BANGOR — In a public hearing late last week, the state Taxation Committee classified feminine hygiene items as paper products and unanimously defeated a bill to remove the sales tax on them. In private, a male representative told the bill’s female sponsor that the measure was “silly” and “embarrassing.”
“I was told by an important member of the committee that he thought it was a silly bill,” said legislation sponsor Rep. Christina Baker, D-Bangor. “I was told I would be embarrassed to bring this to the House floor. I think we’re a little further than that.”
The state Office of Fiscal and Policy Review estimated the state would collect $739,000 in sales tax on feminine hygiene products — such as tampons, pads, and panty liners — in fiscal year 2000-2001. Local governments during that time would collect about $40,000.

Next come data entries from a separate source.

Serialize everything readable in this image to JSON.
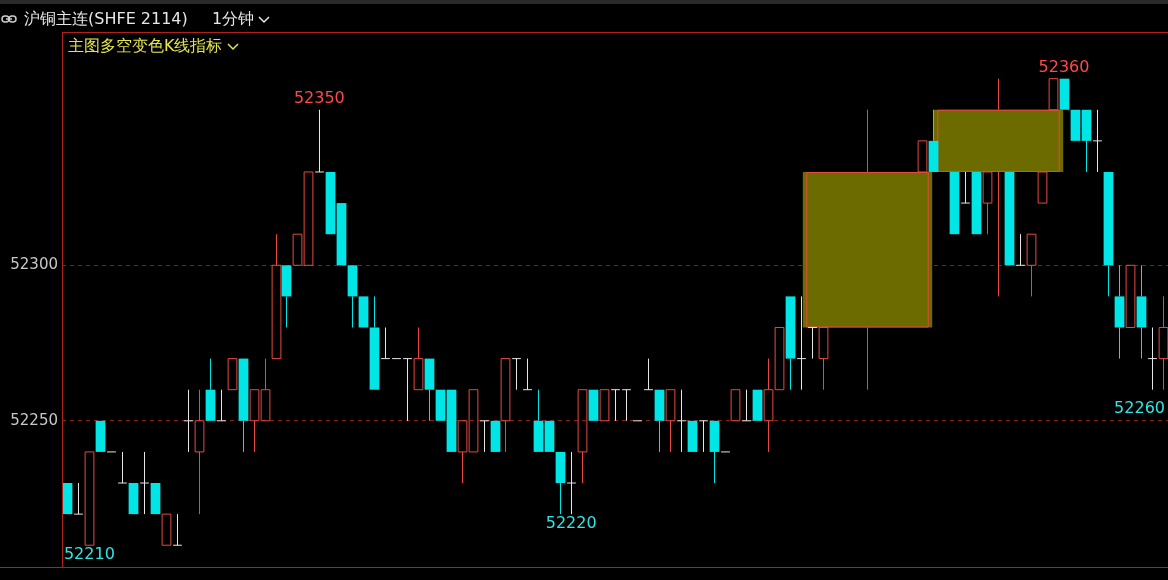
{
  "chart_data": {
    "type": "candlestick",
    "title": "沪铜主连(SHFE 2114)",
    "subtitle": "1分钟",
    "categories": [
      null,
      null,
      null,
      null,
      null,
      null,
      null,
      null,
      null,
      null,
      null,
      null,
      null,
      null,
      null,
      null,
      null,
      null,
      null,
      null,
      null,
      null,
      null,
      null,
      null,
      null,
      null,
      null,
      null,
      null,
      null,
      null,
      null,
      null,
      null,
      null,
      null,
      null,
      null,
      null,
      null,
      null,
      null,
      null,
      null,
      null,
      null,
      null,
      null,
      null,
      null,
      null,
      null,
      null,
      null,
      null,
      null,
      null,
      null,
      null,
      null,
      null,
      null,
      null,
      null,
      null,
      null,
      null,
      null,
      null,
      null,
      null,
      null,
      null,
      null,
      null,
      null,
      null,
      null,
      null,
      null,
      null,
      null,
      null,
      null,
      null,
      null,
      null,
      null,
      null,
      null,
      null,
      null,
      null,
      null,
      null,
      null,
      null,
      null,
      null,
      null
    ],
    "ohlc": [
      [
        52230,
        52230,
        52220,
        52220
      ],
      [
        52220,
        52230,
        52220,
        52220
      ],
      [
        52210,
        52240,
        52210,
        52240
      ],
      [
        52250,
        52250,
        52240,
        52240
      ],
      [
        52240,
        52240,
        52240,
        52240
      ],
      [
        52230,
        52240,
        52230,
        52230
      ],
      [
        52230,
        52230,
        52220,
        52220
      ],
      [
        52230,
        52240,
        52220,
        52230
      ],
      [
        52230,
        52230,
        52220,
        52220
      ],
      [
        52210,
        52220,
        52210,
        52220
      ],
      [
        52210,
        52220,
        52210,
        52210
      ],
      [
        52250,
        52260,
        52240,
        52250
      ],
      [
        52240,
        52260,
        52220,
        52250
      ],
      [
        52260,
        52270,
        52250,
        52250
      ],
      [
        52250,
        52260,
        52250,
        52250
      ],
      [
        52260,
        52270,
        52260,
        52270
      ],
      [
        52270,
        52270,
        52240,
        52250
      ],
      [
        52250,
        52260,
        52240,
        52260
      ],
      [
        52250,
        52270,
        52250,
        52260
      ],
      [
        52270,
        52310,
        52270,
        52300
      ],
      [
        52300,
        52300,
        52280,
        52290
      ],
      [
        52300,
        52310,
        52300,
        52310
      ],
      [
        52300,
        52330,
        52300,
        52330
      ],
      [
        52330,
        52350,
        52330,
        52330
      ],
      [
        52330,
        52330,
        52310,
        52310
      ],
      [
        52320,
        52320,
        52300,
        52300
      ],
      [
        52300,
        52300,
        52280,
        52290
      ],
      [
        52290,
        52290,
        52280,
        52280
      ],
      [
        52280,
        52290,
        52260,
        52260
      ],
      [
        52270,
        52280,
        52270,
        52270
      ],
      [
        52270,
        52270,
        52270,
        52270
      ],
      [
        52270,
        52270,
        52250,
        52270
      ],
      [
        52260,
        52280,
        52260,
        52270
      ],
      [
        52270,
        52270,
        52250,
        52260
      ],
      [
        52260,
        52260,
        52250,
        52250
      ],
      [
        52260,
        52260,
        52240,
        52240
      ],
      [
        52240,
        52250,
        52230,
        52250
      ],
      [
        52240,
        52260,
        52240,
        52260
      ],
      [
        52250,
        52250,
        52240,
        52250
      ],
      [
        52250,
        52250,
        52240,
        52240
      ],
      [
        52250,
        52270,
        52240,
        52270
      ],
      [
        52270,
        52270,
        52260,
        52270
      ],
      [
        52260,
        52270,
        52260,
        52260
      ],
      [
        52250,
        52260,
        52240,
        52240
      ],
      [
        52250,
        52250,
        52240,
        52240
      ],
      [
        52240,
        52240,
        52220,
        52230
      ],
      [
        52230,
        52240,
        52220,
        52230
      ],
      [
        52240,
        52260,
        52230,
        52260
      ],
      [
        52260,
        52260,
        52250,
        52250
      ],
      [
        52250,
        52260,
        52250,
        52260
      ],
      [
        52260,
        52260,
        52250,
        52260
      ],
      [
        52260,
        52260,
        52250,
        52260
      ],
      [
        52250,
        52250,
        52250,
        52250
      ],
      [
        52260,
        52270,
        52260,
        52260
      ],
      [
        52260,
        52260,
        52240,
        52250
      ],
      [
        52250,
        52260,
        52240,
        52260
      ],
      [
        52250,
        52260,
        52240,
        52250
      ],
      [
        52250,
        52250,
        52240,
        52240
      ],
      [
        52250,
        52250,
        52240,
        52250
      ],
      [
        52250,
        52250,
        52230,
        52240
      ],
      [
        52240,
        52240,
        52240,
        52240
      ],
      [
        52250,
        52260,
        52250,
        52260
      ],
      [
        52250,
        52260,
        52250,
        52250
      ],
      [
        52260,
        52260,
        52250,
        52250
      ],
      [
        52250,
        52270,
        52240,
        52260
      ],
      [
        52260,
        52280,
        52260,
        52280
      ],
      [
        52290,
        52290,
        52260,
        52270
      ],
      [
        52270,
        52290,
        52260,
        52270
      ],
      [
        52280,
        52280,
        52270,
        52280
      ],
      [
        52270,
        52280,
        52260,
        52280
      ],
      null,
      null,
      null,
      null,
      null,
      null,
      null,
      null,
      [
        52330,
        52340,
        52330,
        52340
      ],
      [
        52340,
        52350,
        52330,
        52330
      ],
      null,
      [
        52330,
        52330,
        52310,
        52310
      ],
      [
        52320,
        52330,
        52320,
        52320
      ],
      [
        52330,
        52330,
        52310,
        52310
      ],
      [
        52320,
        52330,
        52310,
        52330
      ],
      null,
      [
        52330,
        52330,
        52300,
        52300
      ],
      [
        52300,
        52310,
        52300,
        52300
      ],
      [
        52300,
        52310,
        52290,
        52310
      ],
      [
        52320,
        52330,
        52320,
        52330
      ],
      [
        52350,
        52360,
        52350,
        52360
      ],
      [
        52360,
        52360,
        52350,
        52350
      ],
      [
        52350,
        52350,
        52340,
        52340
      ],
      [
        52350,
        52350,
        52330,
        52340
      ],
      [
        52340,
        52350,
        52330,
        52340
      ],
      [
        52330,
        52330,
        52290,
        52300
      ],
      [
        52290,
        52300,
        52270,
        52280
      ],
      [
        52280,
        52300,
        52280,
        52300
      ],
      [
        52290,
        52300,
        52270,
        52280
      ],
      [
        52270,
        52280,
        52260,
        52270
      ],
      [
        52270,
        52290,
        52260,
        52280
      ]
    ],
    "series": [
      {
        "type": "candlestick",
        "color": "#6b6b00",
        "ohlc": [
          null,
          null,
          null,
          null,
          null,
          null,
          null,
          null,
          null,
          null,
          null,
          null,
          null,
          null,
          null,
          null,
          null,
          null,
          null,
          null,
          null,
          null,
          null,
          null,
          null,
          null,
          null,
          null,
          null,
          null,
          null,
          null,
          null,
          null,
          null,
          null,
          null,
          null,
          null,
          null,
          null,
          null,
          null,
          null,
          null,
          null,
          null,
          null,
          null,
          null,
          null,
          null,
          null,
          null,
          null,
          null,
          null,
          null,
          null,
          null,
          null,
          null,
          null,
          null,
          null,
          null,
          null,
          null,
          null,
          null,
          null,
          null,
          null,
          [
            52280,
            52350,
            52260,
            52330
          ],
          null,
          null,
          null,
          null,
          null,
          null,
          null,
          null,
          null,
          null,
          null,
          [
            52330,
            52360,
            52290,
            52350
          ],
          null,
          null,
          null,
          null,
          null,
          null,
          null,
          null,
          null,
          null,
          null,
          null,
          null,
          null,
          null
        ]
      }
    ],
    "ylim": [
      52203,
      52375
    ],
    "yticks": [
      52250,
      52300
    ],
    "grid": "y",
    "tick_labels": "y",
    "annotations": [
      "主图多空变色K线指标",
      {
        "text": "52350",
        "y": 52350
      },
      {
        "text": "52360",
        "y": 52360
      },
      {
        "text": "52220",
        "y": 52220
      },
      "52260",
      {
        "text": "52210",
        "y": 52210
      }
    ]
  }
}
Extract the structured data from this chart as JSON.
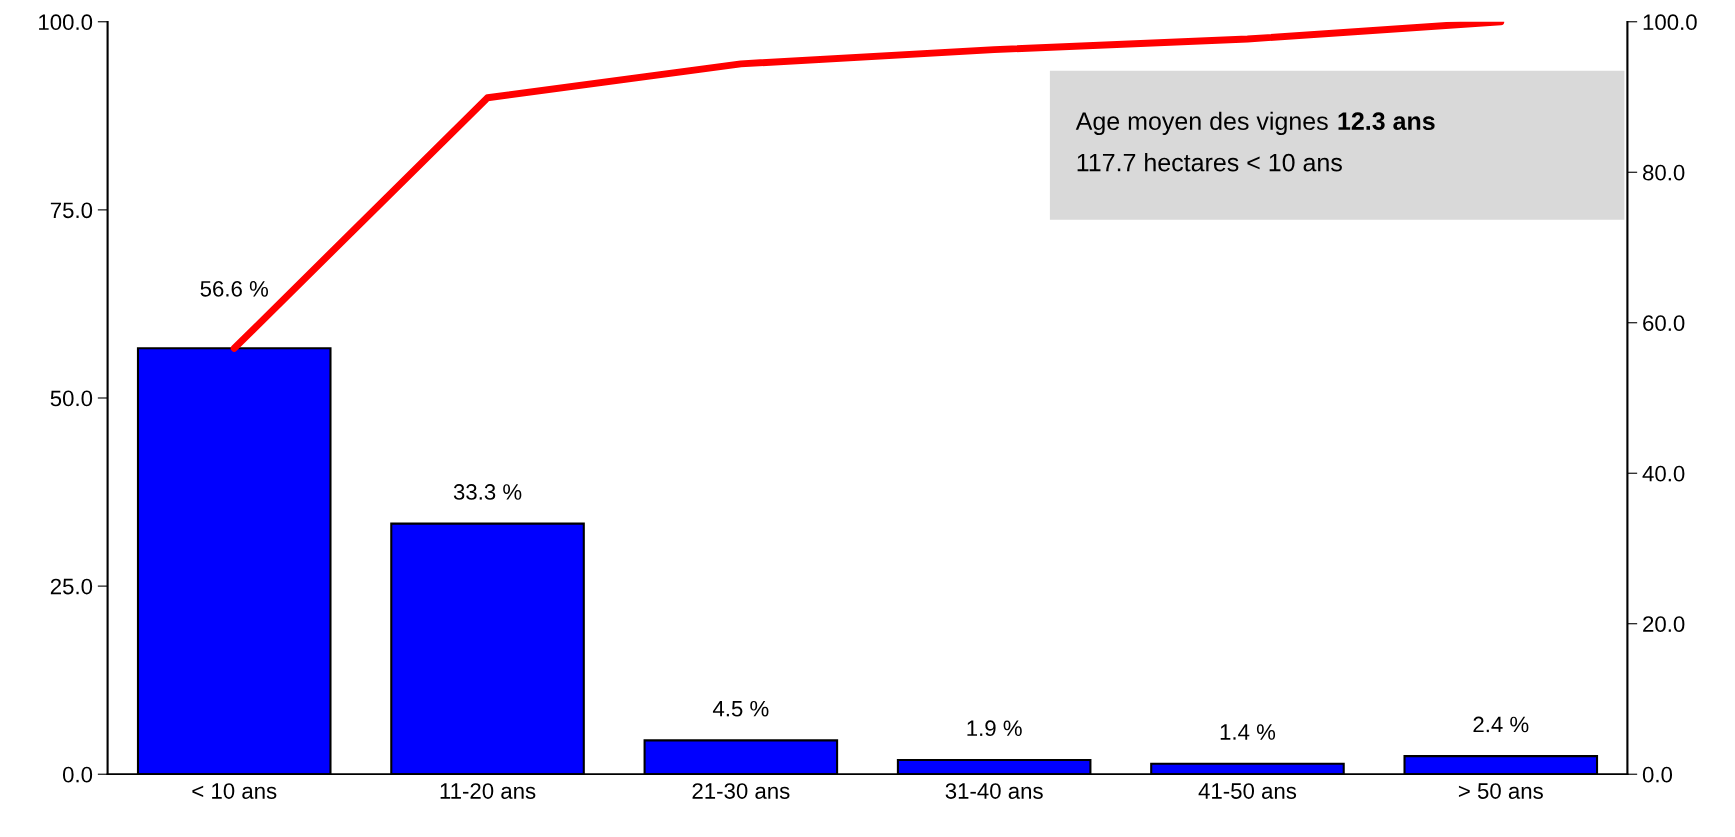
{
  "chart_data": {
    "type": "bar",
    "categories": [
      "< 10 ans",
      "11-20 ans",
      "21-30 ans",
      "31-40 ans",
      "41-50 ans",
      "> 50 ans"
    ],
    "series": [
      {
        "type": "bar",
        "color": "#0000ff",
        "values": [
          56.6,
          33.3,
          4.5,
          1.9,
          1.4,
          2.4
        ],
        "value_labels": [
          "56.6 %",
          "33.3 %",
          "4.5 %",
          "1.9 %",
          "1.4 %",
          "2.4 %"
        ]
      },
      {
        "type": "line",
        "axis": "y2",
        "color": "#ff0000",
        "values": [
          56.6,
          89.9,
          94.4,
          96.3,
          97.7,
          100.0
        ]
      }
    ],
    "ylim": [
      0,
      100
    ],
    "yticks": [
      {
        "value": 0,
        "label": "0.0"
      },
      {
        "value": 25,
        "label": "25.0"
      },
      {
        "value": 50,
        "label": "50.0"
      },
      {
        "value": 75,
        "label": "75.0"
      },
      {
        "value": 100,
        "label": "100.0"
      }
    ],
    "y2lim": [
      0,
      100
    ],
    "y2ticks": [
      {
        "value": 0,
        "label": "0.0"
      },
      {
        "value": 20,
        "label": "20.0"
      },
      {
        "value": 40,
        "label": "40.0"
      },
      {
        "value": 60,
        "label": "60.0"
      },
      {
        "value": 80,
        "label": "80.0"
      },
      {
        "value": 100,
        "label": "100.0"
      }
    ],
    "annotations": [
      "Age moyen des vignes",
      "12.3 ans",
      "117.7 hectares < 10 ans"
    ],
    "grid": false,
    "legend": false,
    "marker": "none",
    "line_style": "solid"
  }
}
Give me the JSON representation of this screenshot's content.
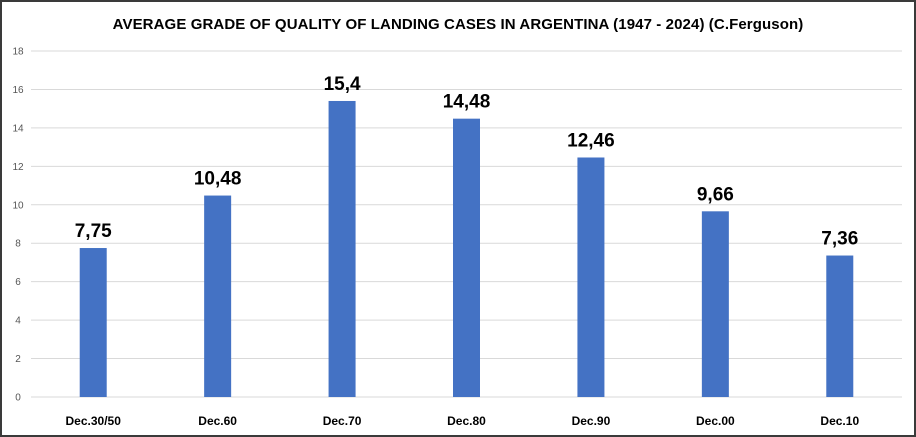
{
  "chart_data": {
    "type": "bar",
    "title": "AVERAGE GRADE OF QUALITY OF LANDING CASES IN ARGENTINA (1947 - 2024) (C.Ferguson)",
    "categories": [
      "Dec.30/50",
      "Dec.60",
      "Dec.70",
      "Dec.80",
      "Dec.90",
      "Dec.00",
      "Dec.10"
    ],
    "values": [
      7.75,
      10.48,
      15.4,
      14.48,
      12.46,
      9.66,
      7.36
    ],
    "data_labels": [
      "7,75",
      "10,48",
      "15,4",
      "14,48",
      "12,46",
      "9,66",
      "7,36"
    ],
    "y_ticks": [
      "0",
      "2",
      "4",
      "6",
      "8",
      "10",
      "12",
      "14",
      "16",
      "18"
    ],
    "ylim": [
      0,
      18
    ],
    "xlabel": "",
    "ylabel": "",
    "grid": true,
    "legend": "none",
    "bar_color": "#4472c4",
    "grid_color": "#d9d9d9"
  }
}
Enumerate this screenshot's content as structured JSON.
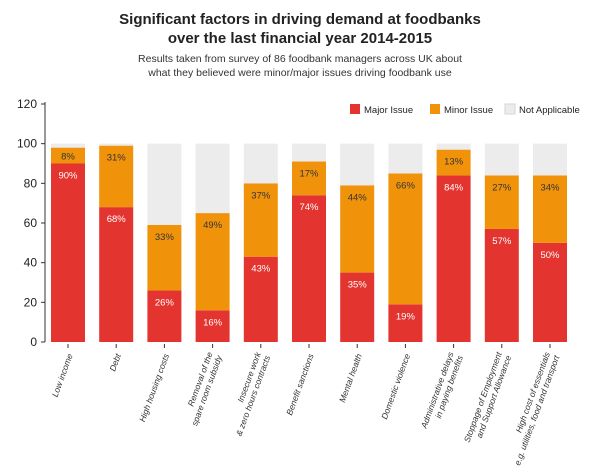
{
  "title_line1": "Significant factors in driving demand at foodbanks",
  "title_line2": "over the last financial year 2014-2015",
  "subtitle_line1": "Results taken from survey of 86 foodbank managers across UK about",
  "subtitle_line2": "what they believed were minor/major issues driving foodbank use",
  "colors": {
    "major": "#e3342f",
    "minor": "#f0930b",
    "na": "#ececec",
    "axis": "#333333"
  },
  "chart_data": {
    "type": "bar",
    "stacked": true,
    "ylim": [
      0,
      120
    ],
    "yticks": [
      0,
      20,
      40,
      60,
      80,
      100,
      120
    ],
    "legend": [
      {
        "name": "Major Issue",
        "color": "#e3342f"
      },
      {
        "name": "Minor Issue",
        "color": "#f0930b"
      },
      {
        "name": "Not Applicable",
        "color": "#ececec"
      }
    ],
    "legend_position": "top-right",
    "categories": [
      [
        "Low income"
      ],
      [
        "Debt"
      ],
      [
        "High housing costs"
      ],
      [
        "Removal of the",
        "spare room subsidy"
      ],
      [
        "Insecure work",
        "& zero hours contracts"
      ],
      [
        "Benefit sanctions"
      ],
      [
        "Mental health"
      ],
      [
        "Domestic violence"
      ],
      [
        "Administrative delays",
        "in paying benefits"
      ],
      [
        "Stoppage of Employment",
        "and Support Allowance"
      ],
      [
        "High cost of essentials",
        "e.g. utilities, food and transport"
      ]
    ],
    "series": [
      {
        "name": "Major Issue",
        "values": [
          90,
          68,
          26,
          16,
          43,
          74,
          35,
          19,
          84,
          57,
          50
        ],
        "labels": [
          "90%",
          "68%",
          "26%",
          "16%",
          "43%",
          "74%",
          "35%",
          "19%",
          "84%",
          "57%",
          "50%"
        ]
      },
      {
        "name": "Minor Issue",
        "values": [
          8,
          31,
          33,
          49,
          37,
          17,
          44,
          66,
          13,
          27,
          34
        ],
        "labels": [
          "8%",
          "31%",
          "33%",
          "49%",
          "37%",
          "17%",
          "44%",
          "66%",
          "13%",
          "27%",
          "34%"
        ]
      },
      {
        "name": "Not Applicable",
        "values": [
          2,
          1,
          41,
          35,
          20,
          9,
          21,
          15,
          3,
          16,
          16
        ]
      }
    ]
  }
}
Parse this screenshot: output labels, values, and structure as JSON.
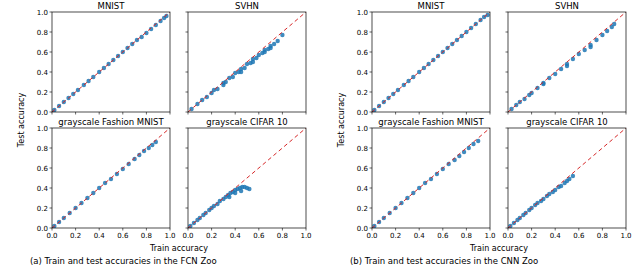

One reason the bill was defeated was the committee’s desire to rein in a volatile tax system that would create instability among state programs if the economy takes a downward turn, said Taxation Committee member Rep. Bonnie Green, D-Monmouth.
“We all know what happens when spending dries up,” she said.
Initially introduced in early April, the bill received the signatures of eight co-sponsors, six of whom are men and included Taxation Committee co-chair Sen. Richard Ruhlin, D-Brewer. At that time, Ruhlin said he believed the measure deserved consideration, but wanted the feminine hygiene products listed under a current tax-exemption classification. There are 79 sales-tax exemptions in state law.
The measure, which if passed would have gone into effect Oct. 1, also was supported by the Maine Women’s Lobby, the Family Planning Association of Maine and Planned Parenthood.
Baker said she is considering fighting for the bill on the floor of the House.
Classifying feminine hygiene items with paper products such as toilet paper, table napkins, plates and towels does not make sense, Baker said. “The use of toilet paper doesn’t discriminate among people,” she said, noting that women are unfairly required to pay more in sales tax because of an “innate, biological function” that men do not experience.
“There’s a reason menstruation’s been thought of as a curse,” Baker said. “It can be a very taxing condition. I don’t think women should be further taxed.”
Taxation Committee co-chair Rep. Ken Gagnon, D-Waterville, said Monday that feminine hygiene items are paper products. If feminine hygiene products are exempt, other groups soon could ask that all paper products not be taxed.
“It would open up that whole area of paper products,” Gagnon said.
Gagnon denied that the committee’s unanimous disapproval of the bill was to avoid an open discussion on feminine hygiene products, but added, “clearly there are some people who are uncomfortable with this issue.”
Green said it’s true that her peers can get uncomfortable. “Saying the word bra they get embarrassed,” she said. “The level of discomfort is there. I’m uncomfortable talking about prophylactics. But we’ve dealt with things that have been uncomfortable before.”